Após participação em folhetins como "I Love Paraisópolis" e "Liberdade, Liberdade", o ator carioca David Júnior, de 34 anos, ganhou com Menelau o primeiro papel de destaque na televisão. Nos capítulos recentes, o personagem procurou ajuda psicológica para entender a vida como ex-escravo de Dom Sabino (Edson Celulari). A mesma necessidade foi sentida pelo intérprete para entender os preconceitos praticados na sociedade. "Comecei a fazer terapia há pouco tempo e descobri o quanto fui tímido com minhas opiniões e posicionamentos a vida inteira por me achar menos que qualquer um. Isso mostra o quanto aquela 'herança' nos atinge até hoje", reflete o ator, em entrevista ao Verso, sobre a alforria praticada no País.
"Tenho uma luta interna e diária para poder conversar olhando no olho de alguém, coisa simples que eu nunca aprendi, sempre tive em minhas referências pessoais os olhares pra baixo e me sentia afrontoso quando olhava no olho. Tudo isso é reflexo de uma abolição que nos deixou no mesmo lugar, só que com nome de liberdade", diz.
Conflitos internos
Para o personagem, o ator prevê também uma análise dos conflitos internos. "Menelau terá que fazer terapia a vida inteira para conseguir se desconstruir e entender que, nos dias de hoje, ele deve se posicionar de igual pra igual. Não que a sociedade aceite isso, porque não é verdade, mas a luta dele diária será essa", completa.
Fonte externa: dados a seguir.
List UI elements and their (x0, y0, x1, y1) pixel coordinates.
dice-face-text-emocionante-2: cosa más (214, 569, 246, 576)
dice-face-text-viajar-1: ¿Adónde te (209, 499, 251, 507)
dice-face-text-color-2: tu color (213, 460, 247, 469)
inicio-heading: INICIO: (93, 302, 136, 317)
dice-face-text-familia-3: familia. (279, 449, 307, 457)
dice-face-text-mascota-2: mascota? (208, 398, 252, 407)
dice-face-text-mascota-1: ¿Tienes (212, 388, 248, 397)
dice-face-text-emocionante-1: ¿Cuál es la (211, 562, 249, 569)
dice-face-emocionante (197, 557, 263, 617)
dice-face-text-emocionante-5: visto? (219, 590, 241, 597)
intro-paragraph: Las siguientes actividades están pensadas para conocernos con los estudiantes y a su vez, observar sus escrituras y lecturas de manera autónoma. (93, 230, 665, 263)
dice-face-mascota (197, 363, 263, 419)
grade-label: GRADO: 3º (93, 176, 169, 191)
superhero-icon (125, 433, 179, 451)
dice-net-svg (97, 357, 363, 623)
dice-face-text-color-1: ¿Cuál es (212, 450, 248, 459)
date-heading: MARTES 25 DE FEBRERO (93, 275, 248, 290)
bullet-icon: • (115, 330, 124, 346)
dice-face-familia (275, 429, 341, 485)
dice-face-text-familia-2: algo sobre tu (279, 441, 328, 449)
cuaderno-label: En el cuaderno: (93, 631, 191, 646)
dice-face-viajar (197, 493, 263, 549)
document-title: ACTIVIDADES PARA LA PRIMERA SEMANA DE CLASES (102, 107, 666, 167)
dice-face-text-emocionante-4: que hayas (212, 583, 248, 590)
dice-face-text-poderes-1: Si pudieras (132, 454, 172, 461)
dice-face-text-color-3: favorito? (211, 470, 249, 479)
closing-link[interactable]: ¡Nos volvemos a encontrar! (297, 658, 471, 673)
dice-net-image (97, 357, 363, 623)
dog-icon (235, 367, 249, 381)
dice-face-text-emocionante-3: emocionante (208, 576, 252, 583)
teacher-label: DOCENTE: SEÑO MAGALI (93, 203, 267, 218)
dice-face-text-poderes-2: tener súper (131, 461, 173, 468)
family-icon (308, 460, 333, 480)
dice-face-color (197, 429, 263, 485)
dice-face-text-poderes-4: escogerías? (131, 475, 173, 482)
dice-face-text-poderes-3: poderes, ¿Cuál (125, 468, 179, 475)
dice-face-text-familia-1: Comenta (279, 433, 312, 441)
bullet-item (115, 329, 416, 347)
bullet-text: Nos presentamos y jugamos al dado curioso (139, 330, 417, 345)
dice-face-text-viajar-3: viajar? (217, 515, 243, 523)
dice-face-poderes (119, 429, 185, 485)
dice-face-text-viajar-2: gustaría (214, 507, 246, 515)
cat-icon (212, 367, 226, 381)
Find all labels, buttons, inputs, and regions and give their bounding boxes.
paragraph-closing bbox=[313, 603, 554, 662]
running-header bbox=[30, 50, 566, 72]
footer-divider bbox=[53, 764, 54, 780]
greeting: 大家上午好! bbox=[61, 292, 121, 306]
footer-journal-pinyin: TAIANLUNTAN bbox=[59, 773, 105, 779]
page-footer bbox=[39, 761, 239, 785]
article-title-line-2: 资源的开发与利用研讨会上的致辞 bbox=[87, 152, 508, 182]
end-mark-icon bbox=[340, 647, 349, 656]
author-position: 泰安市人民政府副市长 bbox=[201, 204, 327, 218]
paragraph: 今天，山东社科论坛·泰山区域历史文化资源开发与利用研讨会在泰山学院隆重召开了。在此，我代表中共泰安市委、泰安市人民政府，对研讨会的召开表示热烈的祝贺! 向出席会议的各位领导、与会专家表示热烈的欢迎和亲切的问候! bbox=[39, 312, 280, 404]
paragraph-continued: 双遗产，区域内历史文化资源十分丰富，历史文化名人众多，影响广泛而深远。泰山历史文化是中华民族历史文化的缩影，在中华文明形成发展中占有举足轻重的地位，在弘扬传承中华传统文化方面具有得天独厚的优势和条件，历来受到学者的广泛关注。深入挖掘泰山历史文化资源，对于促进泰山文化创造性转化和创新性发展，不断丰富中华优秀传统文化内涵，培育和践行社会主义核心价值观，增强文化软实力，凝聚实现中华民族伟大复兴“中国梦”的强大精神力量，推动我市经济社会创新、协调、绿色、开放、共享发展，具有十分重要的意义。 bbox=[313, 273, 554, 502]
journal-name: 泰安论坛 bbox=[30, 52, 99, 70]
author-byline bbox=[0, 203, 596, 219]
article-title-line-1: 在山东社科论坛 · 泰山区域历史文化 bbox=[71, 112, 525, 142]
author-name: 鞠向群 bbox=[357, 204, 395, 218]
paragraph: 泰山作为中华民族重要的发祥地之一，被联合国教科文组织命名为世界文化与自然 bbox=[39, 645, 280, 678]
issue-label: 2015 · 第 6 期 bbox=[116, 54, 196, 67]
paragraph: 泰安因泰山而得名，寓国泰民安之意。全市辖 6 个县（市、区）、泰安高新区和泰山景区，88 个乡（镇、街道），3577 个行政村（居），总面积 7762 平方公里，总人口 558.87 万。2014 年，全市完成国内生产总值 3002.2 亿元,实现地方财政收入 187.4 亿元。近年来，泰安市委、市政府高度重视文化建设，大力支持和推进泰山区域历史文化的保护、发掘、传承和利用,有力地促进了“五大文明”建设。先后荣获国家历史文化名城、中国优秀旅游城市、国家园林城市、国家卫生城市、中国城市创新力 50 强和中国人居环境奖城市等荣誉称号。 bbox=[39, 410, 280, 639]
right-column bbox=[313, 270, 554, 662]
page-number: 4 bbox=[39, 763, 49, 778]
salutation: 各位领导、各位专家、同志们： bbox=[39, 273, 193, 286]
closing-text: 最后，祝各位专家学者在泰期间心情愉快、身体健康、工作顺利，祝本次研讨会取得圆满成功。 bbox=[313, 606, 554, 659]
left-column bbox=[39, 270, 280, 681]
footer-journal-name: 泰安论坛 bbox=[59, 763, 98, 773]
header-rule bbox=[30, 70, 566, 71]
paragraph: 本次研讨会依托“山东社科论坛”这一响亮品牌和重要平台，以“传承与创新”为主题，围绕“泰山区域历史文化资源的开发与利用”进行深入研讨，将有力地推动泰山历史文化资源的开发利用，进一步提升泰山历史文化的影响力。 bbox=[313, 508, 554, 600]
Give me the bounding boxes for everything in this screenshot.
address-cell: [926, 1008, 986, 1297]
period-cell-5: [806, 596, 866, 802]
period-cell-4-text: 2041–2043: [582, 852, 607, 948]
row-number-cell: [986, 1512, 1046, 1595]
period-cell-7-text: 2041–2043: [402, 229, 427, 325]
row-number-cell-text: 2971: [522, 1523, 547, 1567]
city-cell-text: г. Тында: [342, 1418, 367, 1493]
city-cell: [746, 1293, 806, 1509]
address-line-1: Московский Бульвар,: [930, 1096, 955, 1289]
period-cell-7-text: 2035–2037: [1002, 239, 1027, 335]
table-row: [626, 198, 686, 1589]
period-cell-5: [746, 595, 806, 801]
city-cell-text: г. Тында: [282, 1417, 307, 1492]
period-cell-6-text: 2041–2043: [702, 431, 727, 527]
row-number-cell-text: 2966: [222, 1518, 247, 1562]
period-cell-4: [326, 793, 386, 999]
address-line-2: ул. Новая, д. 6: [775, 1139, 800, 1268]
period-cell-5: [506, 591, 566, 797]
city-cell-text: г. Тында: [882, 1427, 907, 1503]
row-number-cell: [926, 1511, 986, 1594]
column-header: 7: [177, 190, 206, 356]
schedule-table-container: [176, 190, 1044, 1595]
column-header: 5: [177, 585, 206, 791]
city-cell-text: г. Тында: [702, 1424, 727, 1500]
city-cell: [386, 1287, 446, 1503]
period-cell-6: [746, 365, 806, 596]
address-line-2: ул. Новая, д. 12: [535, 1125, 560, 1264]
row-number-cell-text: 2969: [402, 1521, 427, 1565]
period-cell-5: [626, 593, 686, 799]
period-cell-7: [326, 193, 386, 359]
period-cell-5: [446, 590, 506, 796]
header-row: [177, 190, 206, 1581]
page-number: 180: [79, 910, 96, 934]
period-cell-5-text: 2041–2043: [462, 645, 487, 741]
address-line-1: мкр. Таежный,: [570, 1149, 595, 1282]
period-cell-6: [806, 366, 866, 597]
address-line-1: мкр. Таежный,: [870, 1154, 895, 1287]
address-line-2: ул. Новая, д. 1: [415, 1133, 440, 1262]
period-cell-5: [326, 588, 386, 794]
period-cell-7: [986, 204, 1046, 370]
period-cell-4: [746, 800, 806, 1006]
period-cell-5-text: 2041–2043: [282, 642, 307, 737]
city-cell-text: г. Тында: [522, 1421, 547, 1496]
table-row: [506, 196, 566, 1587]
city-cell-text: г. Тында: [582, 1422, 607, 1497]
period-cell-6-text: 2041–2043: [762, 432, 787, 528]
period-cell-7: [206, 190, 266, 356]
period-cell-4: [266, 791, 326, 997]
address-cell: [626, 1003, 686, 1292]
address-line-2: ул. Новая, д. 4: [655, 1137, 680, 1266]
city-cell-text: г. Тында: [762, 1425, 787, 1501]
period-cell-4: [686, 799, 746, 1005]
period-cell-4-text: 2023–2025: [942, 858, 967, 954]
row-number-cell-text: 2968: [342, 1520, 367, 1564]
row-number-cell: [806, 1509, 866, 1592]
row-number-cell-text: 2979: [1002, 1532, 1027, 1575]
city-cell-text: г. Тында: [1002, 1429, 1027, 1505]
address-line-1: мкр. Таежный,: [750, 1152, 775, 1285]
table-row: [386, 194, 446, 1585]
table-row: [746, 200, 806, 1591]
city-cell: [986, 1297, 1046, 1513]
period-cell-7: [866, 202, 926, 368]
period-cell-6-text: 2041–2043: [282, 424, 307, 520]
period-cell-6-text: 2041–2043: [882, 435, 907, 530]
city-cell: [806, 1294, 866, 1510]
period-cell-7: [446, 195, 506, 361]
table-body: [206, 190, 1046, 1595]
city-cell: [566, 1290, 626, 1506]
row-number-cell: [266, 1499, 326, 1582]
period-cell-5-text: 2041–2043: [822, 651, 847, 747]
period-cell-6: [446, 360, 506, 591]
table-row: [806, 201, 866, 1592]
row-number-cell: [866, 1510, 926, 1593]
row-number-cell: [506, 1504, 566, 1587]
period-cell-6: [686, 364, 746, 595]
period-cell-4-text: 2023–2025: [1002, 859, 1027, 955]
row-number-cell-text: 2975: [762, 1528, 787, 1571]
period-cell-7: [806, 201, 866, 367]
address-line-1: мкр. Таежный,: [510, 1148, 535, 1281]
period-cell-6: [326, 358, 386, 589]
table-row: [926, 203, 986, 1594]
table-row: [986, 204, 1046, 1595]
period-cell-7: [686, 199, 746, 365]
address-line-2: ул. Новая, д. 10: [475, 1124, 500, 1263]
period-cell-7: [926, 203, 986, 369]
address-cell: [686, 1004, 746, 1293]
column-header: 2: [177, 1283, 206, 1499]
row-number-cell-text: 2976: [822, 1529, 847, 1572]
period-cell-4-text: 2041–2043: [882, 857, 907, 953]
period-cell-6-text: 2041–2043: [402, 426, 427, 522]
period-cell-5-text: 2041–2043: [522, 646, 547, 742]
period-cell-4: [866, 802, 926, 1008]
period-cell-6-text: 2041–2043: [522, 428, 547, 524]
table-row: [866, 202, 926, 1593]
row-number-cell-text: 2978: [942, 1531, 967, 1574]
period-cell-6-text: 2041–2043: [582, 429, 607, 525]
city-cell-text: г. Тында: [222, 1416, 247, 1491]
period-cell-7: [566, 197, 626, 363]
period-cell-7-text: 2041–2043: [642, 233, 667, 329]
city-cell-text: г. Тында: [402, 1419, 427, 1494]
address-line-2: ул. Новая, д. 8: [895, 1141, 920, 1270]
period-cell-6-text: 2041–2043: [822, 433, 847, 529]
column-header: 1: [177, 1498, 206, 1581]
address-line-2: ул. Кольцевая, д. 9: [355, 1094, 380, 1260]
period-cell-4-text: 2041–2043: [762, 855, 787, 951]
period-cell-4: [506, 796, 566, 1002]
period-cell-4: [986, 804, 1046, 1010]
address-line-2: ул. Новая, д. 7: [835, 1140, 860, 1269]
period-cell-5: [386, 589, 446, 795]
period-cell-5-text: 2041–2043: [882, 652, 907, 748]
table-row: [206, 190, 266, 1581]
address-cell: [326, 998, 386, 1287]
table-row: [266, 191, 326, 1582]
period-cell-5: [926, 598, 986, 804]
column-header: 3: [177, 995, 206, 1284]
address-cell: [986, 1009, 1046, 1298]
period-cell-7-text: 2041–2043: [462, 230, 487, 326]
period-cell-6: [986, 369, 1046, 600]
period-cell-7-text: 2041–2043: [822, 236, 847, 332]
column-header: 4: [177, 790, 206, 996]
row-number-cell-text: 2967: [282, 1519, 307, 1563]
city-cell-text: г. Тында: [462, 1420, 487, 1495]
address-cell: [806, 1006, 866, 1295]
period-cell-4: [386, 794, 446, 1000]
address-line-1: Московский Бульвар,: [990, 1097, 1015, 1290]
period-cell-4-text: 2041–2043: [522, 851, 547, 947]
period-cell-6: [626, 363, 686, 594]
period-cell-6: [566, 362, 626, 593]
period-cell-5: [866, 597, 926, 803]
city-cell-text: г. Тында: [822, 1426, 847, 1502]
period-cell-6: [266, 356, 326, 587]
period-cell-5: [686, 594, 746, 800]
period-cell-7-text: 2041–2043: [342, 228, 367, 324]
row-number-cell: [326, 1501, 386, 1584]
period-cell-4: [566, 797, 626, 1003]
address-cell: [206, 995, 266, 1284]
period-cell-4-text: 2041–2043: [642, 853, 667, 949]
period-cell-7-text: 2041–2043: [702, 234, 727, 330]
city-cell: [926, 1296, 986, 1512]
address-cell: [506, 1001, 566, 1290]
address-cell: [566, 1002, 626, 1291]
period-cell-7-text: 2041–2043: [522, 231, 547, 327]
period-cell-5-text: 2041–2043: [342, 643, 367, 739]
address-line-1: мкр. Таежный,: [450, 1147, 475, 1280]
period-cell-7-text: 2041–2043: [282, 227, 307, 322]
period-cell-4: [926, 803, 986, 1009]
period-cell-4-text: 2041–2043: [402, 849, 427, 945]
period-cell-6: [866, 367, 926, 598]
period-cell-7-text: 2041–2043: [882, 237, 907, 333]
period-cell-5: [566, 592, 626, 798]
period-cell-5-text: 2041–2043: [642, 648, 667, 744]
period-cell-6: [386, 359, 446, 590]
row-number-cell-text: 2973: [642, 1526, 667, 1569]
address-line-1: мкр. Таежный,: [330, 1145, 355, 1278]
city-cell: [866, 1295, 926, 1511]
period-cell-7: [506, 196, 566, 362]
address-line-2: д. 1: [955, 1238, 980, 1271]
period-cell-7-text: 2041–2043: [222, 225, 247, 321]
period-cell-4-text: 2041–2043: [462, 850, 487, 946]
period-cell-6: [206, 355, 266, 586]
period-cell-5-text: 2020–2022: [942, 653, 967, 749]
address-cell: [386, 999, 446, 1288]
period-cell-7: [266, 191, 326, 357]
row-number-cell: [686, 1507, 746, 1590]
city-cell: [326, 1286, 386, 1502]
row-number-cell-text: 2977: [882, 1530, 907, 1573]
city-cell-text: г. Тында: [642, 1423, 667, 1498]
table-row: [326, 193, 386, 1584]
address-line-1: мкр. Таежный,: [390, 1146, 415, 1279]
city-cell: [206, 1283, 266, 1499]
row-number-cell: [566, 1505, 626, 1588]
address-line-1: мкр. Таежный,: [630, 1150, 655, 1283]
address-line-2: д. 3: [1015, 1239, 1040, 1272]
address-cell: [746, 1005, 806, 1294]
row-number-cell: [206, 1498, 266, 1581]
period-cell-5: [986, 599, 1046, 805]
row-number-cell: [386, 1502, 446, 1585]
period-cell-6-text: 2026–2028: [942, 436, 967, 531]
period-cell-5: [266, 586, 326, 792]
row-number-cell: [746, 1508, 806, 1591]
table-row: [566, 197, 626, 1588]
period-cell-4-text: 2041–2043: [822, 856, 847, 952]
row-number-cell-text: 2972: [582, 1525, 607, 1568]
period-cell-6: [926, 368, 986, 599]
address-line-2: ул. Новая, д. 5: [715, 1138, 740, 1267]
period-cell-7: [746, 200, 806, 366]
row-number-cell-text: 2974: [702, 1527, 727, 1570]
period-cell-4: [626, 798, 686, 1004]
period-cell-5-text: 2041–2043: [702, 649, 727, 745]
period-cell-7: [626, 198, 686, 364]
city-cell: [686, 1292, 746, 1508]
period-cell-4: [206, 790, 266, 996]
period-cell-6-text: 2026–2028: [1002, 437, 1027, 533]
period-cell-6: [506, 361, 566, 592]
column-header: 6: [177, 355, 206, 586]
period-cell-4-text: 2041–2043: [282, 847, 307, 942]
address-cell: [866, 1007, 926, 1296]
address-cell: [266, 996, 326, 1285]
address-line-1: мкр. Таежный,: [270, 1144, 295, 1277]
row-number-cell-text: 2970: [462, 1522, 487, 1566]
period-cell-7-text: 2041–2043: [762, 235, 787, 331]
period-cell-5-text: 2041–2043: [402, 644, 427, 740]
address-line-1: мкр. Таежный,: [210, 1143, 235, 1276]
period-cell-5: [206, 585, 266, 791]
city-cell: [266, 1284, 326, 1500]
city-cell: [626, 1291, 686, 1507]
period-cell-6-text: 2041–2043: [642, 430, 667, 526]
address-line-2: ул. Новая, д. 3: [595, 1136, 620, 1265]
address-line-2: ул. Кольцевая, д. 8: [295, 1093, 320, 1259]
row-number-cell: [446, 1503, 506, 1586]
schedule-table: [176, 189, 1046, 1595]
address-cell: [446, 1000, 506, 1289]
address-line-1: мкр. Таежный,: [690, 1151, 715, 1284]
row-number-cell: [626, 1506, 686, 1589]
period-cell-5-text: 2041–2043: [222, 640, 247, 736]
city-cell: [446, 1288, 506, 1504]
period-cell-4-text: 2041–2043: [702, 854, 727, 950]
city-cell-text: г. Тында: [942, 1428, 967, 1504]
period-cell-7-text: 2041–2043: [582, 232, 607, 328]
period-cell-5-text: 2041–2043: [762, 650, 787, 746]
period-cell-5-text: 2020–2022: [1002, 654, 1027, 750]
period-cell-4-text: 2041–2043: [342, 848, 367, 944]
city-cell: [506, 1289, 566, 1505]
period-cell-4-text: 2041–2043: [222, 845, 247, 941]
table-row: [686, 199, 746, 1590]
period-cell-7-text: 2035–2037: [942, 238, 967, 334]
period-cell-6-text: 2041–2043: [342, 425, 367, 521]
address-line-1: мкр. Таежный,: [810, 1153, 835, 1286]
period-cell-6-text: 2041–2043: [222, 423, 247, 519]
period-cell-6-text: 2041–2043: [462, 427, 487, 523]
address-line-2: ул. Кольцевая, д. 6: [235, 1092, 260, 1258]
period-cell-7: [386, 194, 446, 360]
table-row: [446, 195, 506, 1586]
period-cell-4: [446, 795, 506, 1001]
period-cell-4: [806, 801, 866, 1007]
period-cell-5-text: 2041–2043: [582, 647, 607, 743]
Para David, o papel da novela é preponderante para a discussão sobre o racismo e a marginalização do povo negro. "Ainda vivemos em senzalas, ainda temos babás negras vestidas de branco, ainda temos que andar com documentos na rua para não sermos 'confundidos' com marginais, ainda recebemos os menores salários, ainda não somos vistos como referência de nada que não seja da nossa cultura afro-brasileira. Enquanto eu não assistir a essa mudança, não acho válido parar de falar sobre racismo", pontua o ator.
Ele acrescenta que já sofreu discriminação em várias situações e isso o tornou mais forte e, automaticamente, mais frio nas relações interpessoais. "Tenho dificuldade de me relacionar de coração aberto porque já espero a rejeição. Já fui parado em blitz policial estando no banco de trás do veículo, por que me viram como ameaça de sequestro, já que quem estava no banco da frente era branco. Já tive 'N' situações de racismo".
O carioca pondera que a mudança na desigualdade racial do país passa pela visibilidade do povo negro no mercado de trabalho. "A matemática é exata. Somos 54% da população, os cargos de chefia são hegemonicamente brancos e os de subalternos, negros. Precisamos mostrar ao povo que existem, sim, histórias de sucesso pessoal e profissional de negros, para que a sociedade se veja nesse lugar e, consequentemente, o mercado de trabalho É triste ver gerações que não transcendem ao histórico familiar; a avó foi empregada doméstica, a mãe e agora a filha também. Tudo isso é reflexo de um 'tapinha nas costas e se vira' que teve o nome de abolição".
Racismo estrutural
David e a atriz Olívia Araújo, que vive Cesária na novela, protagonizaram uma cena tocante no Cais do Valongo, local no Rio de Janeiro onde os escravos chegavam da África e eram comercializados. "Foi emocionante. Aquele lugar tem uma energia ímpar, onde qualquer pessoa com o mínimo de empatia se comove. Mais de 4 milhões de seres humanos passaram por aquele cais, foram arrancados de suas famílias e sua terra natal. Foi especial e doloroso ao mesmo tempo", relembra.
O ator diz que, hoje, prefere fortalecer a positividade da vida e procura compartilhar as experiências para ajudar na desconstrução das pessoas mais próximas. "Meus amigos sentem prazer em aprender junto comigo e não reproduzir o racismo estrutural que aprendemos desde pequeno. A ciência eugênica foi bem estruturada, de maneira que temos que, individualmente desconstruí-la", exalta.